Though Dr. Conrad is the voice of scientific authority in the film — a patriarchal figure Americans just love to idolize — his science appears to be nothing more than yelling at his patient and intoning titillating phrases like “manic depression.” He’s a sadist in science’s uniform — the worst kind. Is this what we fear from our doctors or what we want from them?

And are these the sort of men we should glorify? Macho tough-guys who delight in high-stakes cat and mouse games with soulless criminals? The one truly terrifying moment in the film is when Douglas calls the kidnappers’ bluff, risking his daughter’s life in the process. It betrays a great flaw in American society that our heroes are more moxie than morals. It is the great flaw of this film that such mainstream values are so happily and blindly sutured into the narrative.

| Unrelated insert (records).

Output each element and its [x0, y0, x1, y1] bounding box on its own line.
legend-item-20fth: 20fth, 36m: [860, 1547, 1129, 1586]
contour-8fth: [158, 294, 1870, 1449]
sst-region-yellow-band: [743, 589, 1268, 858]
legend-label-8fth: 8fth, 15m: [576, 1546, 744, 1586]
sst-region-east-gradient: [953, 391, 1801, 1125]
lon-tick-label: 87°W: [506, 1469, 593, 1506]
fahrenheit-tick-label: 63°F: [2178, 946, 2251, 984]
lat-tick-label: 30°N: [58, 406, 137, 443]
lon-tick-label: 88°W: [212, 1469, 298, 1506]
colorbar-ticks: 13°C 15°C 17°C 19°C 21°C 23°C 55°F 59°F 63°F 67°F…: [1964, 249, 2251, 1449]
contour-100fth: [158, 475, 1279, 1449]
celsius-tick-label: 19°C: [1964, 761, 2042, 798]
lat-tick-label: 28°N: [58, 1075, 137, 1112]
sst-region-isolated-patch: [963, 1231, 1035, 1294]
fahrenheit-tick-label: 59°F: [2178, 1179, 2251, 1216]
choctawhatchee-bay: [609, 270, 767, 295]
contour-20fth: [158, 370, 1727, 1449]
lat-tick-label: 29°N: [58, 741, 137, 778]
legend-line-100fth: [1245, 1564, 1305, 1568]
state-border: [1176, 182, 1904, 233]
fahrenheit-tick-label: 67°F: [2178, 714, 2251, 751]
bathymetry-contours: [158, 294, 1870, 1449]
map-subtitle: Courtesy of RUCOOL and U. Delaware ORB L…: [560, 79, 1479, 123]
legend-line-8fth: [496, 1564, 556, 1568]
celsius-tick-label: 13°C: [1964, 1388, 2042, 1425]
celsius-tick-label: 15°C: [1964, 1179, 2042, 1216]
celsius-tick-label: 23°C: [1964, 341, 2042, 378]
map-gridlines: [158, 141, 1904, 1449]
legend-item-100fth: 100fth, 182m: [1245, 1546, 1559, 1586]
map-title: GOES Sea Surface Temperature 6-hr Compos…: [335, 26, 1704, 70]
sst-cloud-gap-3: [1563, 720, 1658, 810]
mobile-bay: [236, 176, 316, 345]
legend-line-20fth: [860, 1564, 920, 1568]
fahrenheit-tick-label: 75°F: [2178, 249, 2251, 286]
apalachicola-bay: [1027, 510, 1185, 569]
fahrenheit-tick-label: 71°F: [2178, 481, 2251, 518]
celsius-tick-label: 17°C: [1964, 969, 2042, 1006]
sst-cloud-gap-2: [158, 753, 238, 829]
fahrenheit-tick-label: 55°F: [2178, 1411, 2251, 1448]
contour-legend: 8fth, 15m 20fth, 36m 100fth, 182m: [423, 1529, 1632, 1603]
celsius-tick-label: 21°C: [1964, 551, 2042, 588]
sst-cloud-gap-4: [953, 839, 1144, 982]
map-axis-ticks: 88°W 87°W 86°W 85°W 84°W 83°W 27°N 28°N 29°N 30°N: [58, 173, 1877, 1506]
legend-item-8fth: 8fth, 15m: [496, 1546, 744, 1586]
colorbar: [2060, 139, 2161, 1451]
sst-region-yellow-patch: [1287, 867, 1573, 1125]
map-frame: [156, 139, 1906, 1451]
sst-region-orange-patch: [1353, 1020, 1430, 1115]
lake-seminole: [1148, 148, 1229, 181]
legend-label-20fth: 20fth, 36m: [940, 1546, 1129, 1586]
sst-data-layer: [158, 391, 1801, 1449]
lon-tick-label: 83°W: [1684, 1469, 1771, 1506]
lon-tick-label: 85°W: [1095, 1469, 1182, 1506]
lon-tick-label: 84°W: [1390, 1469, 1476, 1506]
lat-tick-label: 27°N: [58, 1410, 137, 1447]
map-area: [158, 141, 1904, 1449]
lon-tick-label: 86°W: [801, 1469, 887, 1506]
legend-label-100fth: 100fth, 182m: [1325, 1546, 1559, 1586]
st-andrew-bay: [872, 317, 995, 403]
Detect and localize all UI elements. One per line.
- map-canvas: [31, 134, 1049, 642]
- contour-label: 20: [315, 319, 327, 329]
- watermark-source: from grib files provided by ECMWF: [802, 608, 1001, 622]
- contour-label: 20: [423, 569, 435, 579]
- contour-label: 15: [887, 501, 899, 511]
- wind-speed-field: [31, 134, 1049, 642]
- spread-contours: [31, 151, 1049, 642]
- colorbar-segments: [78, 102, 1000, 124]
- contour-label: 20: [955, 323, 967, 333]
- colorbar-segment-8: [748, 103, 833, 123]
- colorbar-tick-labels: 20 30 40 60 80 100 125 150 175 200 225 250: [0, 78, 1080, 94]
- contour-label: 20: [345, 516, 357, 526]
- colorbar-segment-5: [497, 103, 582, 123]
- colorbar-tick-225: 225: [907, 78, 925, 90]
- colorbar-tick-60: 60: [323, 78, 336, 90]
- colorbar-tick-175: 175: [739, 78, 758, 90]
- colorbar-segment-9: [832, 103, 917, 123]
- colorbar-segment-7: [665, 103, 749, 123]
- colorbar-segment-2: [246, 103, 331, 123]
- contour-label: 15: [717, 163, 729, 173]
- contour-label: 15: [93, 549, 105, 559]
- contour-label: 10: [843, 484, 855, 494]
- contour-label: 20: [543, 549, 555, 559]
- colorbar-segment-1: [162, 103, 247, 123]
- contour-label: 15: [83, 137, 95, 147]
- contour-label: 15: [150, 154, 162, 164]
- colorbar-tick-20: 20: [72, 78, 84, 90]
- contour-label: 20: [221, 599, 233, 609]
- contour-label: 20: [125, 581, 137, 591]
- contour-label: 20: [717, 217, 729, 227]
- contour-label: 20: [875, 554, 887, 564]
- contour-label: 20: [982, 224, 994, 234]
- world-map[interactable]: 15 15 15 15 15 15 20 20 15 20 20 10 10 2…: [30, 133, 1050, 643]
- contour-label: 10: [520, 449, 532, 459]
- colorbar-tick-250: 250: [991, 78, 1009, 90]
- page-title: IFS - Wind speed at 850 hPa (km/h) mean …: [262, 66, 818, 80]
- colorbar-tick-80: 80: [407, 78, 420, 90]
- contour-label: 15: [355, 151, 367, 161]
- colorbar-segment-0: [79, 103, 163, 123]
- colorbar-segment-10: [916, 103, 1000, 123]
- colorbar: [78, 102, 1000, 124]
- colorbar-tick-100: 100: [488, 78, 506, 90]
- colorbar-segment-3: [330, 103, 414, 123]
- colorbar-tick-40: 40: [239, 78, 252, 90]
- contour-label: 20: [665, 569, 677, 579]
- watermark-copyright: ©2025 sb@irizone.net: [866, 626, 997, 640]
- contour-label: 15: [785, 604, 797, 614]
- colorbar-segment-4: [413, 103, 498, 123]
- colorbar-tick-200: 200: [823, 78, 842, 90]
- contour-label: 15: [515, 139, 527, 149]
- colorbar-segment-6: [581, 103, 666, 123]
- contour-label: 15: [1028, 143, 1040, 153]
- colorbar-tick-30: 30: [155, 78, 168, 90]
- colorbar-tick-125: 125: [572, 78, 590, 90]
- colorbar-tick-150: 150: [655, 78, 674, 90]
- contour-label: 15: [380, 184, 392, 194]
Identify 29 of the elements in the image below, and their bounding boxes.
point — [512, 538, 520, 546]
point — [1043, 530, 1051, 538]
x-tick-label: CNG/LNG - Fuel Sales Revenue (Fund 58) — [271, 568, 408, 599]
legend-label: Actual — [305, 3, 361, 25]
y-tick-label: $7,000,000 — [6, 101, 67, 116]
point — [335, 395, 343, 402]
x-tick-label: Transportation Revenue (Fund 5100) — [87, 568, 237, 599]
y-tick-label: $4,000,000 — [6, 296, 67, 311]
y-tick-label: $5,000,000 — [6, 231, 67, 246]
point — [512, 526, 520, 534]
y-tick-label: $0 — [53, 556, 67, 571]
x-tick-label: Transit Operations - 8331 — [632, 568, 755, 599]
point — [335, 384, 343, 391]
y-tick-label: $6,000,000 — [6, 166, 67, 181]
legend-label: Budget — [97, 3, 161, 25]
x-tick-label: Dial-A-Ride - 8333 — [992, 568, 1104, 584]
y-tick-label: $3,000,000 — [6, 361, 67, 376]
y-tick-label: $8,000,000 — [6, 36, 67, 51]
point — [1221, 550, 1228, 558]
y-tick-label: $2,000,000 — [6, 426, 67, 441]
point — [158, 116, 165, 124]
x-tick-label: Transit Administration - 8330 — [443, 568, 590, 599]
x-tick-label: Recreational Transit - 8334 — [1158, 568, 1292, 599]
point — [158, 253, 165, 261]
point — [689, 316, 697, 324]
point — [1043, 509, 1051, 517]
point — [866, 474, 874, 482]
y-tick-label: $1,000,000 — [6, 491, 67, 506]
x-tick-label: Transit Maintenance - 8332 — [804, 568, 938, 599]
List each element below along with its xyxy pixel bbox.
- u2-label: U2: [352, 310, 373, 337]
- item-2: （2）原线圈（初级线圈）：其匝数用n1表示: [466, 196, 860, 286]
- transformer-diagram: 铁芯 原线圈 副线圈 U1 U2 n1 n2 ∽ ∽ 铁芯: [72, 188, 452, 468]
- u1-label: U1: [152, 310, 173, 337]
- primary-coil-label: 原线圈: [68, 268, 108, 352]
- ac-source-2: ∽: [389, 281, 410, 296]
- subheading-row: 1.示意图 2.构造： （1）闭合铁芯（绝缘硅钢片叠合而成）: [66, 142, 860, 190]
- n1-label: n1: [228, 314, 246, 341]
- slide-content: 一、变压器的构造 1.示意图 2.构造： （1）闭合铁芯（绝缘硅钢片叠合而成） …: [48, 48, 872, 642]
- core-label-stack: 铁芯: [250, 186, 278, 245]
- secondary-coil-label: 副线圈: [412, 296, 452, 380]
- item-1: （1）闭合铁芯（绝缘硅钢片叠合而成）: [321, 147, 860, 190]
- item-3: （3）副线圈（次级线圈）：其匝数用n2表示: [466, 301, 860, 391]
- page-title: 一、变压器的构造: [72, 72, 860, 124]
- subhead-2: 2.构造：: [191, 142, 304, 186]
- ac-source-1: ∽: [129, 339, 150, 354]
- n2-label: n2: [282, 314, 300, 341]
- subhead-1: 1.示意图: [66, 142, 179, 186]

We meet Dr. Conrad as he is lecturing a young male client on Freud. Fine. If we’re going to talk Freud, let’s talk Freud. Sigmund wrote about the repetition compulsion, the need to repeat over and over the cycle from excitation to repose, such as from sleep to wake, desire to orgasm, etc. But repetition compulsion is the tendency of an instinct, which according to Freud, is characterized by being conservative and regressive — precisely the features at play in the Hollywood formula.

So go see the damn film already. Enjoy the conservative, regressive, repetitive narrative. Soak in the satisfying journey from excitement to repose as you’ve done time and time before.

But realize that in doing so, you’re indulging the very lowest aspect of your human nature. Shame on you.